After I read the scripture from the pulpit, I pray this prayer. It’s a declaration and a request: “Lord, I pray that you’ll just dismiss me and you’d preach to us today. Move me out of the way.” It’s not liturgy. It’s not a pleasant proverb of false humility. We’ve got to realize that the best thing we can do to maximize the Word is the minimize ourselves as preachers. God has a Word for everybody listening. We are all in different places. As I scan the auditorium where I preach, I realize that there are a thousand backstories, failures, questions, doubt, hurts, and fears behind the faces of the people staring back at me. There’s more than a chance that, somebody in your worship center (or church’s stream) is at a breaking point. 
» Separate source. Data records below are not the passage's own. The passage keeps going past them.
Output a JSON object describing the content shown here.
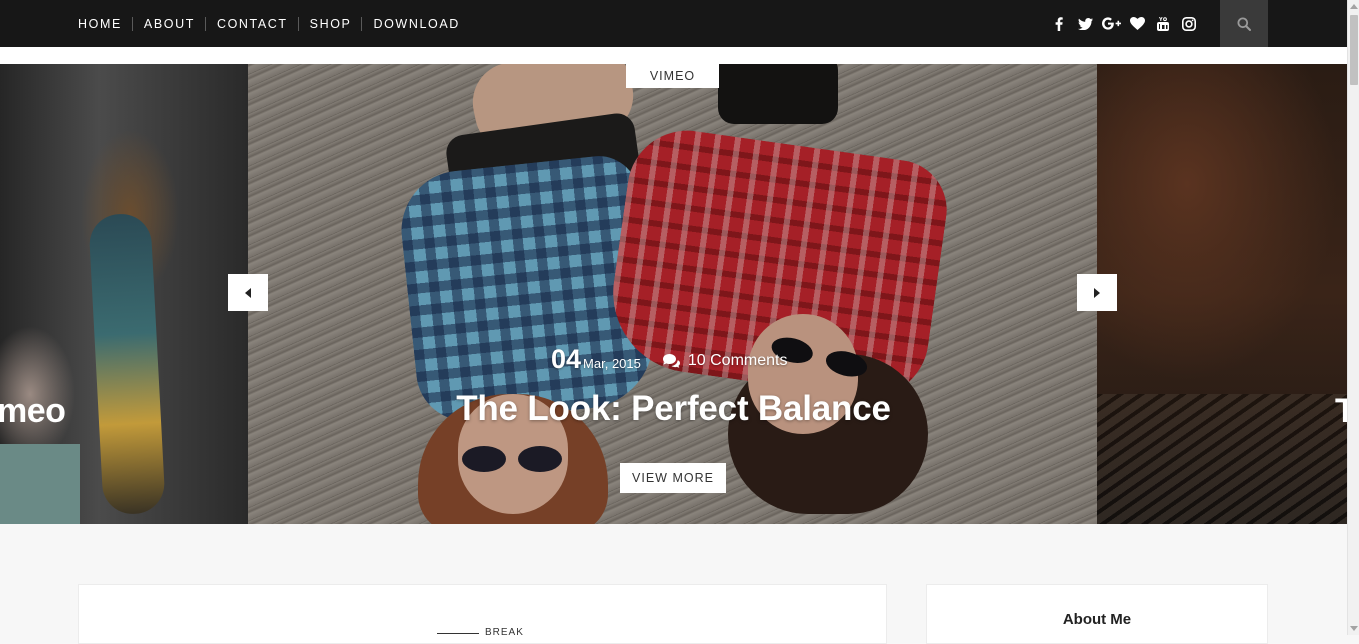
{
  "nav": {
    "items": [
      {
        "label": "HOME"
      },
      {
        "label": "ABOUT"
      },
      {
        "label": "CONTACT"
      },
      {
        "label": "SHOP"
      },
      {
        "label": "DOWNLOAD"
      }
    ],
    "socials": [
      "facebook-icon",
      "twitter-icon",
      "google-plus-icon",
      "heart-icon",
      "youtube-icon",
      "instagram-icon"
    ],
    "search_icon": "search-icon"
  },
  "slider": {
    "left_slide_title": "meo",
    "right_slide_title": "T",
    "active": {
      "category": "VIMEO",
      "day": "04",
      "date": "Mar, 2015",
      "comments": "10 Comments",
      "title": "The Look: Perfect Balance",
      "cta": "VIEW MORE"
    }
  },
  "content": {
    "post_category": "BREAK"
  },
  "sidebar": {
    "title": "About Me"
  },
  "colors": {
    "topbar": "#171717",
    "search_bg": "#3a3a3a",
    "page_bg": "#f7f7f7"
  }
}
  • There’s a husband that is struggling with internet pornography all the while wondering if his marriage will survive.
  • There’s a child who is so beaten down by bullying and depression that he wonders if he can go back to school tomorrow. 
  • There’s a single mom who is doing everything she can to just put one foot in front of the other.
  • There’s a legalist who believes that he can make it to Heaven on the coattails of his own religious resume. 
  • There’s a teenager who has been fed a pack of lies by a science teacher and is wondering if there is even a God out there. 
  • There’s a man who desperately turns to alcohol as a pain killer, but is slowly discovering the pain killer is a man killer.

These people, whether they realize it consciously or not, are looking for a Word from Almighty God. This is the place we’re in right now. People are desperate for a Word.  “We would see Jesus.”  (John 12:21) They aren’t interested in what Roc Collins has to say. They’re interested in what God has to say! If we want to see God knock the doors down and rescue the weary, hopeless, wandering, questioning and spiritually hungry congregation bound by the chains of their own sin and uncertainty, we have to maximize the message.